Recently we discussed Alexa, IoT, and the amount of information being shared on the internet via mobile devices and apps.
There is a large risk to these interconnected devices, despite the efficiencies and marketing information provided. As we mentioned last week, devices connecting to the internet can be hacked.
DEF CON is one of the world’s largest hacking conventions, held yearly in Las Vegas. This past weekend marked the 24th year of the conference, where hackers world around convene to test their skills, learn new skills, and discuss what is on the horizon.
Some of the largest names in cyber security sponsored the conference, as well as the United States Army. In fact, the last few years the Army has sponsored a specific event named R00tz Kids Asylum, where children and teens are taught basic “white hat” hacking skills.
Why would the Army want to teach children to hack? Very simple, to hack the government for the government.
Cyber security and governments around the world use legal hacking to test their systems and have fair warning regarding bugs or weaknesses in their systems. Legal hacking is big business.
So is illegal hacking.
DEF CON focuses on exposing up and coming risks to cyber security companies to prevent major catastrophe. One item exposed in this year’s conference is a cell phone wi-fi exposure.
Nitay Artenstein of Exodus Intelligence devised a self-replicating attack using Broadcom’s Wi-Fi chip that could threaten over 1 billion cell phones. In the Black Hat conference over the weekend, Artenstein exhibited how he could exploit a vulnerability in a single chip. The attack rewrites the firmware and results in the compromised chip sending a malicious package to every vulnerable chip it meets.

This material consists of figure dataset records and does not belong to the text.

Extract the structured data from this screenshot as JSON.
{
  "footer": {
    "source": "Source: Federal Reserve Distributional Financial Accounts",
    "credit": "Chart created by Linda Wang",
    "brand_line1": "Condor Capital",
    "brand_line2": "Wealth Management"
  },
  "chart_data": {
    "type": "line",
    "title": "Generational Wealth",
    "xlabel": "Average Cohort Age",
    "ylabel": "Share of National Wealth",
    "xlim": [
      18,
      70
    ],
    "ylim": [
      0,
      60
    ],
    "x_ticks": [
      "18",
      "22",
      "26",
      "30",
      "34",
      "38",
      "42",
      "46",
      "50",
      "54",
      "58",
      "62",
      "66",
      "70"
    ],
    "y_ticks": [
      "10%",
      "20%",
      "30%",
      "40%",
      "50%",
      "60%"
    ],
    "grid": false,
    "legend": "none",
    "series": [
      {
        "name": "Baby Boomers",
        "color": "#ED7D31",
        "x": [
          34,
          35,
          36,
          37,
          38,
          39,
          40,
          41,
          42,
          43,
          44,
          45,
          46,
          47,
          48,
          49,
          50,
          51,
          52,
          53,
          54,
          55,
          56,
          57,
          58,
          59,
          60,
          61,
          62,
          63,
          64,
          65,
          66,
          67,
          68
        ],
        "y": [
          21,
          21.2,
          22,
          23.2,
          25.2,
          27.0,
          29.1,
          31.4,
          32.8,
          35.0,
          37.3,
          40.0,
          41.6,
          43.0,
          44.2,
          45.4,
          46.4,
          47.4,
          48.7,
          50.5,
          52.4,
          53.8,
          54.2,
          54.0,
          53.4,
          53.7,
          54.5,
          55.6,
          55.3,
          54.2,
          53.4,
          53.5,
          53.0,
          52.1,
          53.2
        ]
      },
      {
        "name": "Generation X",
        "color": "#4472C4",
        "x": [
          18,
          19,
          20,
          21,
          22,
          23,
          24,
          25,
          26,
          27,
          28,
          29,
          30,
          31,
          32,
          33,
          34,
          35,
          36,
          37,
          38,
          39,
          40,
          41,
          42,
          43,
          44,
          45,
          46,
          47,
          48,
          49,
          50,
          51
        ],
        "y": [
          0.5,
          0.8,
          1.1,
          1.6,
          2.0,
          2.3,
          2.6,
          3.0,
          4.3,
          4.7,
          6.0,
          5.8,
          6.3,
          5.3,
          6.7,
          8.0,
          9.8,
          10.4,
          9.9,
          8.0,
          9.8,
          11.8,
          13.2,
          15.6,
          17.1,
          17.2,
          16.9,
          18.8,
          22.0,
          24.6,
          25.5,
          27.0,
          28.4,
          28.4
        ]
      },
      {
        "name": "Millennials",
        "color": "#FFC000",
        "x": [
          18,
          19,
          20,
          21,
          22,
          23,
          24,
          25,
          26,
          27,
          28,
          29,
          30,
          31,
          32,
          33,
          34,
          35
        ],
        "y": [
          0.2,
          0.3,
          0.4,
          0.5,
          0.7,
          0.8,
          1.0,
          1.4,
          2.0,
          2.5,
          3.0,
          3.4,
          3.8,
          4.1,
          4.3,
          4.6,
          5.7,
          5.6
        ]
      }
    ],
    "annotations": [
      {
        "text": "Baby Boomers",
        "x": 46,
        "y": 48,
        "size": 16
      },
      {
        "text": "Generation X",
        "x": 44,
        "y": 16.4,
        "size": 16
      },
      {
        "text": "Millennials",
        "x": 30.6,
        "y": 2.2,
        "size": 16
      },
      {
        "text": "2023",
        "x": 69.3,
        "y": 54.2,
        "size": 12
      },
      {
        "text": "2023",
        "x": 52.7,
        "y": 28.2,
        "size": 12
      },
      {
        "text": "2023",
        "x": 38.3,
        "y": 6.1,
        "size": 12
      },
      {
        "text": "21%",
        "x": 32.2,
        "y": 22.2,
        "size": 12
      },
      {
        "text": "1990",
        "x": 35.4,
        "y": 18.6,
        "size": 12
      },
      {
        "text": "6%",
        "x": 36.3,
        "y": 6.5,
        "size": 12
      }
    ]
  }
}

Biggest caveat? No required contact with the attackers Wi-Fi network. Just having Wi-Fi turned on was enough for the malware to make changes.
This is the second flaw found in Broadcom chips in the last four months. The previous flaw made Android phones vulnerable to attacks coming from a hacker’s Wi-Fi network.
While Apple and Android have released patches in both instances, ensuring your current mobile phone is not at risk, there are as many people pushing to break into mobile devices as there are people trying to protect mobile devices.
So what are some of the specific risks to a security breach of mobile devices? Three risks associated with poor security are:
- Loss of control over IoT devices.
Meaning, not being able to control or access cell phones, GPS units, or any other device that is part of a company’s overall IoT footprint.
- Breaches of customer information.
Everyone remembers public breaches, such as Target and Yahoo. The breach jeopardized customer information, with current estimates of total damage in the billions of dollars. Mobile devices are at risk of a similar breach.
- Breaches of company data
Think of all the apps and business employees run directly off their mobile devices every day. Bank information, passwords, and emails are just the beginning of the data existing on mobile devices.
Security breaches of an IoT network can be costly. A survey of 400 IT executives across 19 industries found breaches can represent 13.4% of annual revenue for companies smaller than $5mil in revenue, and for larger firms the cost can get upwards of tens of millions of dollars.
Nearly half of US companies have suffered an IoT breach.
The survey found that companies who have not experienced a breach invested 65% more on IoT security. The decisions made focused on quality rather than cost as the primary decision driver.
What can your business do to protect its IoT devices and systems? Focus on security as a prime IT business initiative. Only 43% respondents had a standalone budget, despite 68% of respondents believing IoT security was a distinct category,.
Partnering with an IoT expert can give a company insight to where the risks exist as well as formulate a security plan. Knowing the risks and planning an appropriate budget to build effective security will prevent costly IoT security breaches, as well as minimize unexpected costs. Hiring a security partner allows a business to focus on what they do best.